The right business model
Much of the risk involved in income investing comes down to the business model of the company in question. If the business model generally offers stability, modest growth each year and impressive levels of earnings visibility then the chances of receiving a payout in the form of a dividend are relatively high. Similarly, a company which has earnings that are relatively volatile and which operates in a cyclical industry is more likely to struggle to pay dividends at their current level during leaner years.

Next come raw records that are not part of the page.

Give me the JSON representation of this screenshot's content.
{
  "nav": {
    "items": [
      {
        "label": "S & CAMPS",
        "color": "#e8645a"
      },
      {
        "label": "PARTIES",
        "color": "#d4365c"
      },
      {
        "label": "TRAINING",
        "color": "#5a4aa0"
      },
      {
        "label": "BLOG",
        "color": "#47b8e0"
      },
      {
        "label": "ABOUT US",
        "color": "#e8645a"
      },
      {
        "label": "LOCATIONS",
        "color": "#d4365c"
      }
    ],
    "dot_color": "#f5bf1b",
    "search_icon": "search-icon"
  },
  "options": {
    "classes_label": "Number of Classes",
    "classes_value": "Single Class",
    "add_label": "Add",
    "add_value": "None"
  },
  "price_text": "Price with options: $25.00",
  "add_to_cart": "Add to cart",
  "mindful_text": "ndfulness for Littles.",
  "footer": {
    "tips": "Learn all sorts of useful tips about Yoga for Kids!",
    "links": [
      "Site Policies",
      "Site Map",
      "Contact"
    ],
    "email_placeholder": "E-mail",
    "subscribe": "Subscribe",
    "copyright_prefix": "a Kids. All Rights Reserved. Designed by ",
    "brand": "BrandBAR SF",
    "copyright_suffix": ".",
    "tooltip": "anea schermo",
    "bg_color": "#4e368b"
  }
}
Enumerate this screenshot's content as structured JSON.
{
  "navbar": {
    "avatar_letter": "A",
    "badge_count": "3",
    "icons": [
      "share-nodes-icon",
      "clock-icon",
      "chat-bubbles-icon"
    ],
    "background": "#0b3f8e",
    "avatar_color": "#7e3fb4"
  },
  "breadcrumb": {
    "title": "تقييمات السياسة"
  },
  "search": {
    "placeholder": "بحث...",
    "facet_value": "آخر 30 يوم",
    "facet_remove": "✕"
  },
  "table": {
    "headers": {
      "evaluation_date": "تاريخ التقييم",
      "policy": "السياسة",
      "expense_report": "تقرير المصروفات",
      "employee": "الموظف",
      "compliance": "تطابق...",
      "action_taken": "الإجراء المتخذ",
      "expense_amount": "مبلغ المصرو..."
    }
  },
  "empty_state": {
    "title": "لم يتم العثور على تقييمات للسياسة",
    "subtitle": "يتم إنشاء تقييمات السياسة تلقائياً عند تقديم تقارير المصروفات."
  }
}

As such, it is logical for investors to ascertain whether a company can realistically afford and maintain its current level of dividend. Certainly, checking its payout ratio is a sound starting point. However, this provides only a snapshot of the situation in a given year. Since many income investors focus on the long run, it is prudent to consider whether dividends can easily be paid even if the wider industry or economy endures a prolonged downturn.
Dividend growth
As well as considering the risks involved with dividend payments, growth potential remains central to successful income investing. A high yield may be attractive today, but if the company in question will be unable to raise shareholder payouts in future then investor sentiment could decline. This may offset any high income return, especially at a time when global inflation could be set to rise.
In fact, if President Trump’s higher spending and lower taxation economic plan causes higher inflation to be exported across the globe, investors may value inflation-beating growth above higher yields. This would represent a step-change in their standpoint of the last decade, when an era of global deflation/low inflation has kept dividend growth rates off most people’s radars. As such, focusing on a company’s ability to not only afford its dividend payments, but to also grow shareholder payouts by at least as much as inflation may become crucial to income investors.
The ideal sectors
Given the importance of risk, dividend growth and a high yield, it is possible to rule out a wide range of sectors in order to find the best types of dividend shares. Defensive stocks operating in the tobacco, beverages and consumer goods sectors where customer loyalty is high could prove to be among the most attractive income shares. Likewise, utility stocks may also offer low risk, high yields and inflation-beating dividend growth.
While the stocks operating in these sectors may not have the highest of yields, their track record of paying out progressively higher dividends may be strong, while their pricing power may mean that their shareholder payouts beat inflation in future years. As such, they are likely to be among the most valuable income stocks on offer.